Yes - I think you're right there, and there are no built in functions to
detect how many "shared background objects" there are in a stack - only how
many have their "behave like a background property" turned on or off.


> The groups reside in the stack
> ... thus
>
>>  - put the number of bgs of this stack = 2
>>
> is the same thing as saying
>     - put the number of groups of this stack = 2
> (which is true in your case)
>

This last part I don;t get yet... seems so strange I think I must be making
a mistake somewhere. These are the results I get (all result in true):

   - put the number of bgs of this stack = 2
   - put the number of bgs of this card = 0  -- this is wrong !
   - put the number of groups of this stack = 3
   - put the number of groups of this cd = 3

This is for a card in the stack that has 3 groups, comprising of 2 top level
groups, and one inner group, both of the top level groups are "shared
background objects" as they appear on the first card of the stack and the
third card. Therefore there are indeed 2 backgrounds, and 3 groups, all
though why there are 0 groups on the card is any ones guess.

The real thing that makes no sense is that these 2 backgrounds (note 2 not
3), are the wrong bgs, that is not the two top level bgs - but for some
totally random reason the they are the two groups of the nested background.
Why - I don't know - because it is nested?
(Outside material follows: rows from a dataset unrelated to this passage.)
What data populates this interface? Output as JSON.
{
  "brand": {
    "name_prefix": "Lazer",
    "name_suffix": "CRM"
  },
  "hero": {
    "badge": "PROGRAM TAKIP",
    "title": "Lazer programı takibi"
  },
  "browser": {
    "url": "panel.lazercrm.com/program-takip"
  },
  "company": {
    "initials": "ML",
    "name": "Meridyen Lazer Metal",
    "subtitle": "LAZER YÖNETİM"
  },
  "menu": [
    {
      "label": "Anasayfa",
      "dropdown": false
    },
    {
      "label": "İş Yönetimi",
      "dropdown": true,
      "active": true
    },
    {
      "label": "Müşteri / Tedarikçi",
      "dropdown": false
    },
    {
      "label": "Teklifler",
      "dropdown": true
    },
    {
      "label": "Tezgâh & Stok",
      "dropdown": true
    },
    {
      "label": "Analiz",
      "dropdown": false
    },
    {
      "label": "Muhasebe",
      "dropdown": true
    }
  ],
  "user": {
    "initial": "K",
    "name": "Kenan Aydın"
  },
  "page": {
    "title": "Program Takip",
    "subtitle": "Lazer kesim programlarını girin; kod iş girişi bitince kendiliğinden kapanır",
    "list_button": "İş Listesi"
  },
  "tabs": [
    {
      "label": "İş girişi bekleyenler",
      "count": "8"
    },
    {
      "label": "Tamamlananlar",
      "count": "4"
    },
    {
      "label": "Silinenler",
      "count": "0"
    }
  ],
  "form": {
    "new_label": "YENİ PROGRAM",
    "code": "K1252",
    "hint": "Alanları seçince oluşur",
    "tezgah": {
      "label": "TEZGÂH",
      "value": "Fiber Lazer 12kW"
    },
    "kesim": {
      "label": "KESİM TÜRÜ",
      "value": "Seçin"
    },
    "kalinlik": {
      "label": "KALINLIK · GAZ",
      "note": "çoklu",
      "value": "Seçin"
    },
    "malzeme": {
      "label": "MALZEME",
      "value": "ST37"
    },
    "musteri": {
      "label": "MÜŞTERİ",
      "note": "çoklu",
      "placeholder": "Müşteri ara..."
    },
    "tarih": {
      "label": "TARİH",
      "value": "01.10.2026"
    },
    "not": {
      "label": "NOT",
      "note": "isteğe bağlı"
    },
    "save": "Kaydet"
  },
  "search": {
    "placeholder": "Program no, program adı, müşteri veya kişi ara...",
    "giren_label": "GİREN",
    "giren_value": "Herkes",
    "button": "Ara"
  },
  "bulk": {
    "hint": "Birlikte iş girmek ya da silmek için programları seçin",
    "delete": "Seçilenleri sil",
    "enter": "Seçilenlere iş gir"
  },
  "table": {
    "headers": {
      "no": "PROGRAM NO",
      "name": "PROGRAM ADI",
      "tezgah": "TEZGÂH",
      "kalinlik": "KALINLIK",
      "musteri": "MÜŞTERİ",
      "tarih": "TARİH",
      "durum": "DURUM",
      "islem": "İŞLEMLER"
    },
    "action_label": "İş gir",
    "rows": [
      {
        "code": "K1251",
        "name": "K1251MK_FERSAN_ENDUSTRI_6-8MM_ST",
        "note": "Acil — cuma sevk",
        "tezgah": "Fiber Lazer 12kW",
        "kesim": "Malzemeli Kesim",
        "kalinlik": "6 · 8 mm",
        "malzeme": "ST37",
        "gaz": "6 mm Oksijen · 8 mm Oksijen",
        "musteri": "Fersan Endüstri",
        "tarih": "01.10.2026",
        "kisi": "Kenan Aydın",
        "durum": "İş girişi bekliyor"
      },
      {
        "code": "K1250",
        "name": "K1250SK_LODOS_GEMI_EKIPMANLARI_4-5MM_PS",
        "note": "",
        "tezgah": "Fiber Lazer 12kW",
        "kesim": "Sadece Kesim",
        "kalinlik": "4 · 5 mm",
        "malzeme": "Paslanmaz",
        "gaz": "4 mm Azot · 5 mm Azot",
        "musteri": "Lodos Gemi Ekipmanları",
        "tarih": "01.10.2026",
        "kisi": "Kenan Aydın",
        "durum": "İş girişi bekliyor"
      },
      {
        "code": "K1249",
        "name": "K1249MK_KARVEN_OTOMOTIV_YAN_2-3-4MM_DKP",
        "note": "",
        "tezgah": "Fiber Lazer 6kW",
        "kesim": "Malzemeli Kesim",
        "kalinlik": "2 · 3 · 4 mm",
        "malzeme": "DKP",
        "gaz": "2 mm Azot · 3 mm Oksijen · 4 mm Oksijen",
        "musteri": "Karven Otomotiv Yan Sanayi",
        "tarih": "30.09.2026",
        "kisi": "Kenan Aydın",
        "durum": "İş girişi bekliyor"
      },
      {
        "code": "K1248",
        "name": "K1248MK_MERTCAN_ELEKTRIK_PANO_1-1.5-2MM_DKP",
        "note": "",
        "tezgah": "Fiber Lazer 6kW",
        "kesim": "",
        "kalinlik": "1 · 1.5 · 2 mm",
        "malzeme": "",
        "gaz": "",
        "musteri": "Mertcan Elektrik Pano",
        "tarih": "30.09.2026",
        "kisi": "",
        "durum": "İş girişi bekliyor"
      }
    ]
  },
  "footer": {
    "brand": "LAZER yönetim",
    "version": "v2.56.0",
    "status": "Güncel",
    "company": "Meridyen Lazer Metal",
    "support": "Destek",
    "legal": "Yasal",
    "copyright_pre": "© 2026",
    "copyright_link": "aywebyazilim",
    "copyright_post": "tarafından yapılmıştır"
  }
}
Because it was created first?

So the real question for me right now is what does "bg 2 of stack" actually
refer to? Perhaps it is "the second group in the current stack" - but what
does that mean? It is not the second top level group, as this is not even
showing up, and changing the layers of the groups makes no difference - so
it looks like the only thing that makes sense is the order of creation for
bgs - but still?

So the question is that given there must be a numbered index of bgs
associated with a stack:

   - how are bgs added and removed to this index?
   - what determines the order of elements in the index?